A bail hearing is a proceeding in which the court decides whether an accused person should be released or held in custody awaiting trial.

Notably, at present, there is no procedure for applying for bail.

In magistrates’ courts, the practice is that an accused person seeking to be released on bail pending trial applies for bail when arraigned.

The accused verbally requests the presiding judicial officer for bail.

Alternatively, the magistrate grants bail to the accused person without any application.

The flip side of this is the judicial officer does not establish from the accused person whether the bail terms are favourable.

  • What is a bail report?

According to the 2015 Judiciary Bail and Bond Policy Guidelines, a bail report is an official background check and community ties of an accused person.

The purpose of the report is to verify information provided to the court by the accused and enable the court to impose reasonable bail terms.

  • What happens when the sum of money is too high for the accused?

An accused person who complains about the bail terms simply seeks a review from the court.

Conversely, an accused person who seeks to be released on bail in the High Court is required to make a formal application.

  • What is anticipatory bail?

This is bail by a person who is yet to be arrested but has reasons to believe that his freedom of liberty is about to be breached.

Anticipatory bail is only granted by the High Court on application.

Applicants have to prove that their right to liberty is likely to be compromised by a state organ.

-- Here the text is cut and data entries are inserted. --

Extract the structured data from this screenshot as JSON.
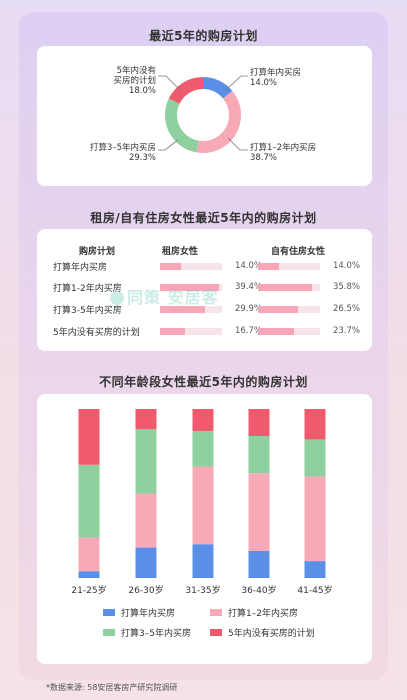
{
  "colors": {
    "blue": "#5b8ee6",
    "pink": "#f7a9b8",
    "green": "#8fd19e",
    "red": "#f05a6e"
  },
  "section1": {
    "title": "最近5年的购房计划"
  },
  "section2": {
    "title": "租房/自有住房女性最近5年内的购房计划",
    "col_plan": "购房计划",
    "col_rent": "租房女性",
    "col_own": "自有住房女性"
  },
  "section3": {
    "title": "不同年龄段女性最近5年内的购房计划"
  },
  "watermark": "同策 安居客",
  "footnote": "*数据来源: 58安居客房产研究院调研",
  "chart_data": [
    {
      "type": "pie",
      "title": "最近5年的购房计划",
      "labels": [
        "打算年内买房",
        "打算1-2年内买房",
        "打算3-5年内买房",
        "5年内没有买房的计划"
      ],
      "display_labels": [
        "打算年内买房",
        "打算1–2年内买房",
        "打算3–5年内买房",
        "5年内没有\n买房的计划"
      ],
      "values": [
        14.0,
        38.7,
        29.3,
        18.0
      ],
      "value_labels": [
        "14.0%",
        "38.7%",
        "29.3%",
        "18.0%"
      ],
      "donut": true
    },
    {
      "type": "bar",
      "title": "租房/自有住房女性最近5年内的购房计划",
      "categories": [
        "打算年内买房",
        "打算1-2年内买房",
        "打算3-5年内买房",
        "5年内没有买房的计划"
      ],
      "series": [
        {
          "name": "租房女性",
          "values": [
            14.0,
            39.4,
            29.9,
            16.7
          ],
          "labels": [
            "14.0%",
            "39.4%",
            "29.9%",
            "16.7%"
          ]
        },
        {
          "name": "自有住房女性",
          "values": [
            14.0,
            35.8,
            26.5,
            23.7
          ],
          "labels": [
            "14.0%",
            "35.8%",
            "26.5%",
            "23.7%"
          ]
        }
      ],
      "xmax": 40
    },
    {
      "type": "bar",
      "stacked": true,
      "title": "不同年龄段女性最近5年内的购房计划",
      "categories": [
        "21-25岁",
        "26-30岁",
        "31-35岁",
        "36-40岁",
        "41-45岁"
      ],
      "series": [
        {
          "name": "打算年内买房",
          "values": [
            4,
            18,
            20,
            16,
            10
          ]
        },
        {
          "name": "打算1-2年内买房",
          "values": [
            20,
            32,
            46,
            46,
            50
          ]
        },
        {
          "name": "打算3-5年内买房",
          "values": [
            43,
            38,
            21,
            22,
            22
          ]
        },
        {
          "name": "5年内没有买房的计划",
          "values": [
            33,
            12,
            13,
            16,
            18
          ]
        }
      ],
      "ylim": [
        0,
        100
      ]
    }
  ]
}
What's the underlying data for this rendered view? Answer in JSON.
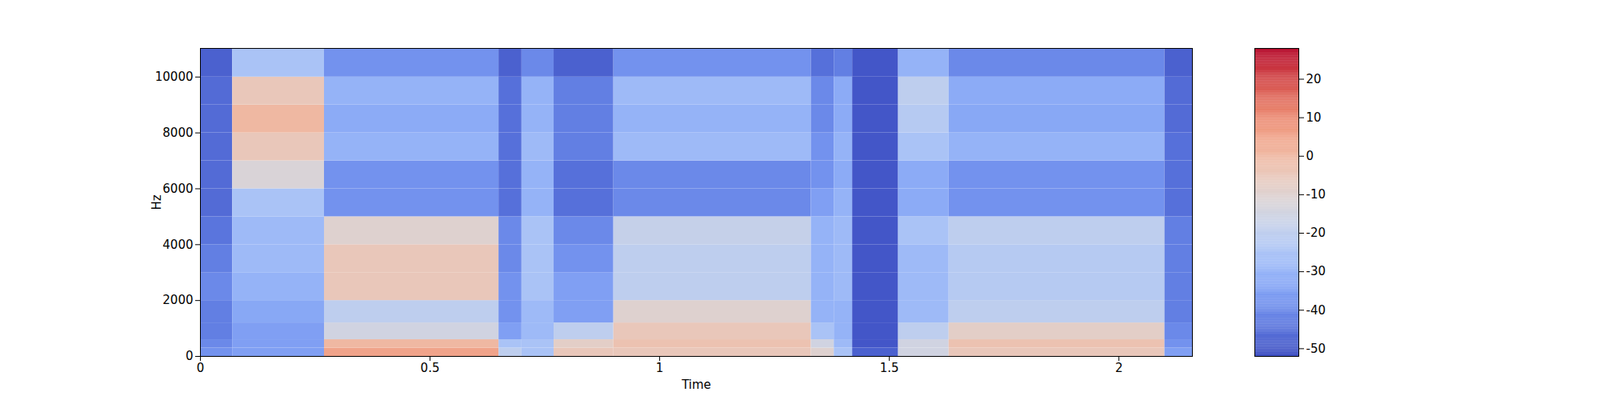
{
  "chart_data": {
    "type": "heatmap",
    "x_label": "Time",
    "y_label": "Hz",
    "color": "coolwarm",
    "xlim": [
      0,
      2.16
    ],
    "ylim": [
      0,
      11025
    ],
    "xticks": [
      0,
      0.5,
      1,
      1.5,
      2
    ],
    "yticks": [
      0,
      2000,
      4000,
      6000,
      8000,
      10000
    ],
    "x_edges": [
      0,
      0.07,
      0.27,
      0.65,
      0.7,
      0.77,
      0.9,
      1.33,
      1.38,
      1.42,
      1.52,
      1.63,
      2.1,
      2.16
    ],
    "y_edges": [
      0,
      300,
      600,
      1200,
      2000,
      3000,
      4000,
      5000,
      6000,
      7000,
      8000,
      9000,
      10000,
      11025
    ],
    "values": [
      [
        -38,
        -35,
        5,
        -20,
        -25,
        -5,
        -5,
        -10,
        -25,
        -48,
        -15,
        -5,
        -35
      ],
      [
        -40,
        -35,
        0,
        -25,
        -25,
        -8,
        -3,
        -15,
        -28,
        -50,
        -15,
        -3,
        -38
      ],
      [
        -42,
        -35,
        -15,
        -35,
        -28,
        -20,
        -5,
        -25,
        -30,
        -50,
        -20,
        -8,
        -40
      ],
      [
        -42,
        -33,
        -20,
        -38,
        -28,
        -35,
        -10,
        -30,
        -30,
        -50,
        -28,
        -20,
        -42
      ],
      [
        -40,
        -30,
        -5,
        -38,
        -25,
        -35,
        -20,
        -30,
        -28,
        -50,
        -28,
        -22,
        -42
      ],
      [
        -42,
        -28,
        -5,
        -40,
        -25,
        -38,
        -20,
        -30,
        -28,
        -50,
        -28,
        -22,
        -42
      ],
      [
        -44,
        -28,
        -10,
        -40,
        -25,
        -40,
        -18,
        -30,
        -28,
        -50,
        -25,
        -20,
        -42
      ],
      [
        -46,
        -25,
        -38,
        -45,
        -30,
        -45,
        -40,
        -35,
        -30,
        -50,
        -32,
        -38,
        -45
      ],
      [
        -46,
        -12,
        -38,
        -45,
        -30,
        -45,
        -40,
        -38,
        -32,
        -50,
        -32,
        -38,
        -45
      ],
      [
        -46,
        -5,
        -30,
        -45,
        -28,
        -42,
        -28,
        -38,
        -30,
        -50,
        -25,
        -30,
        -45
      ],
      [
        -46,
        0,
        -32,
        -45,
        -30,
        -42,
        -30,
        -40,
        -32,
        -50,
        -22,
        -33,
        -46
      ],
      [
        -46,
        -5,
        -30,
        -45,
        -30,
        -42,
        -28,
        -40,
        -32,
        -50,
        -20,
        -32,
        -46
      ],
      [
        -48,
        -25,
        -38,
        -48,
        -40,
        -48,
        -38,
        -45,
        -42,
        -50,
        -30,
        -40,
        -48
      ]
    ],
    "colorbar": {
      "range": [
        -52,
        28
      ],
      "ticks": [
        -50,
        -40,
        -30,
        -20,
        -10,
        0,
        10,
        20
      ]
    }
  }
}
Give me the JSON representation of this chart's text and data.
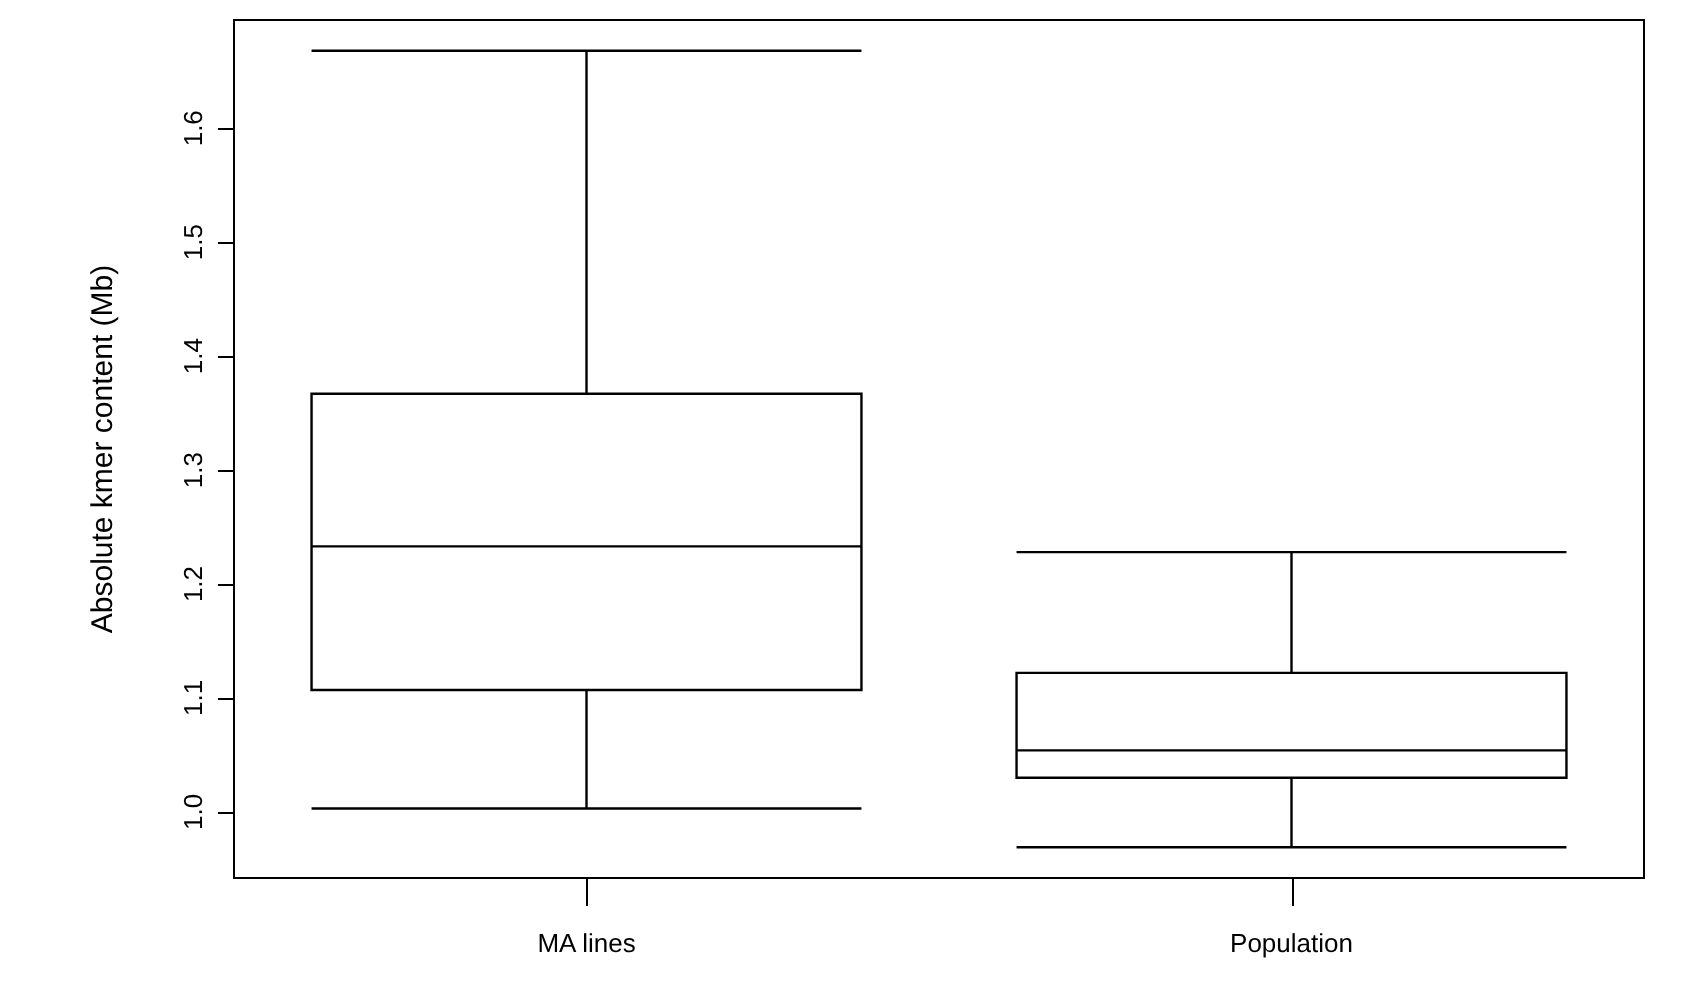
{
  "chart_data": {
    "type": "box",
    "ylabel": "Absolute kmer content (Mb)",
    "categories": [
      "MA lines",
      "Population"
    ],
    "boxes": [
      {
        "low": 1.003,
        "q1": 1.107,
        "median": 1.233,
        "q3": 1.367,
        "high": 1.668
      },
      {
        "low": 0.969,
        "q1": 1.03,
        "median": 1.054,
        "q3": 1.122,
        "high": 1.228
      }
    ],
    "ylim": [
      0.942,
      1.695
    ],
    "yticks": [
      {
        "value": 1.0,
        "label": "1.0"
      },
      {
        "value": 1.1,
        "label": "1.1"
      },
      {
        "value": 1.2,
        "label": "1.2"
      },
      {
        "value": 1.3,
        "label": "1.3"
      },
      {
        "value": 1.4,
        "label": "1.4"
      },
      {
        "value": 1.5,
        "label": "1.5"
      },
      {
        "value": 1.6,
        "label": "1.6"
      }
    ],
    "grid": false
  }
}
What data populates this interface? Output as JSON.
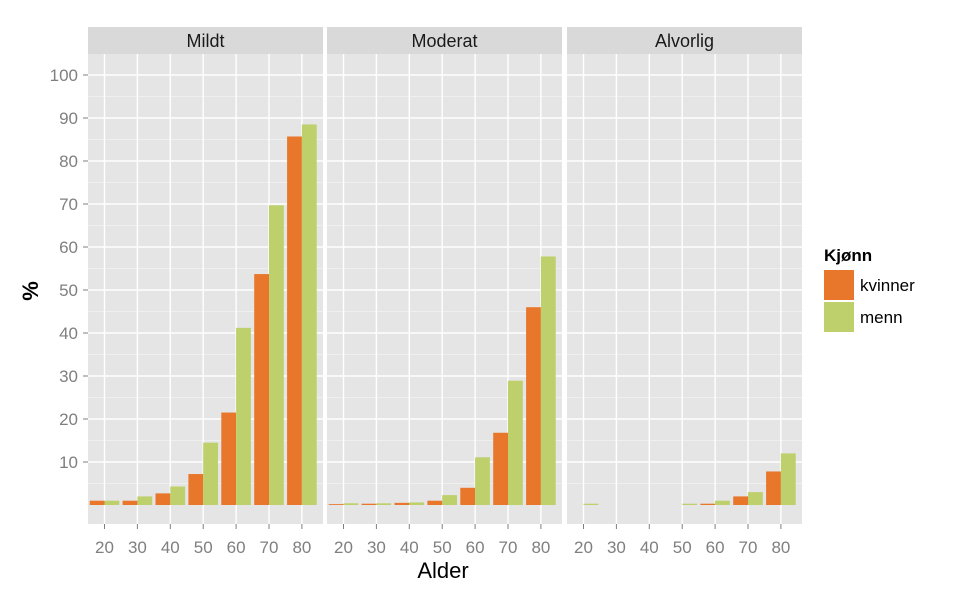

Further, the applicant must show that the apprehension of arrest is “real and not imagined or speculative”.

Accused persons granted anticipatory bail are free from any arrests as long as they report to and cooperate with the investigative authorities.

  • What is bail pending appeal?

This is a type of bail given after the accused is unsuccessful in the case against them but before the appeal stage.

The purpose of bail pending appeal is to secure their liberty during the appeal.

The burden of proof lies with the convicted person to demonstrate that there are overwhelming chances of success of their appeal.

The court grants an accused person bail, and attaches the conditions that are deemed necessary to ensure that the accused person attends court as and when required.

  • What is bail supervision?

Bail supervision is the mechanism used by courts to monitor the accused person where appropriate.

A probation officer supervises the accused person who has been released on bail, with the goal of ensuring that they comply with bail conditions and attend court as and when required.

In Kenya, there is no bail supervision system at present, thus the enforcement of bail conditions is unfortunately not effective.

  • How can you pay for bail or bond?

Acceptable modes include cash, a car logbook or other documents of title only.

  • Is the money ever refunded?

There is no refunding of any sort since you are paying to be set free.

The money paid is refunded to you if you attend all your court appearances faithfully and are successful in the case.

  • What are the compelling reasons for grant or denial of bail or bond?

The right to bail is not automatic since there is the determination of whether there are compelling reasons that can justify its denial.

In practice, courts make this evaluation by considering some of the following non-exhaustive factors:

  1. The nature and seriousness of the offence and the punishment to be meted out if the accused person is found guilty.
  2. The strength of the prosecution case.
  3. Character and antecedents of the accused person.
  4. The failure of the accused person to observe bail or bond terms on previous occasions
  5. Likelihood of interfering with witnesses.
  6. The need to protect the victim or victims of the crime from the accused person.
  7. The relationship between the accused person and potential witnesses.
  8. The accused person is a flight risk.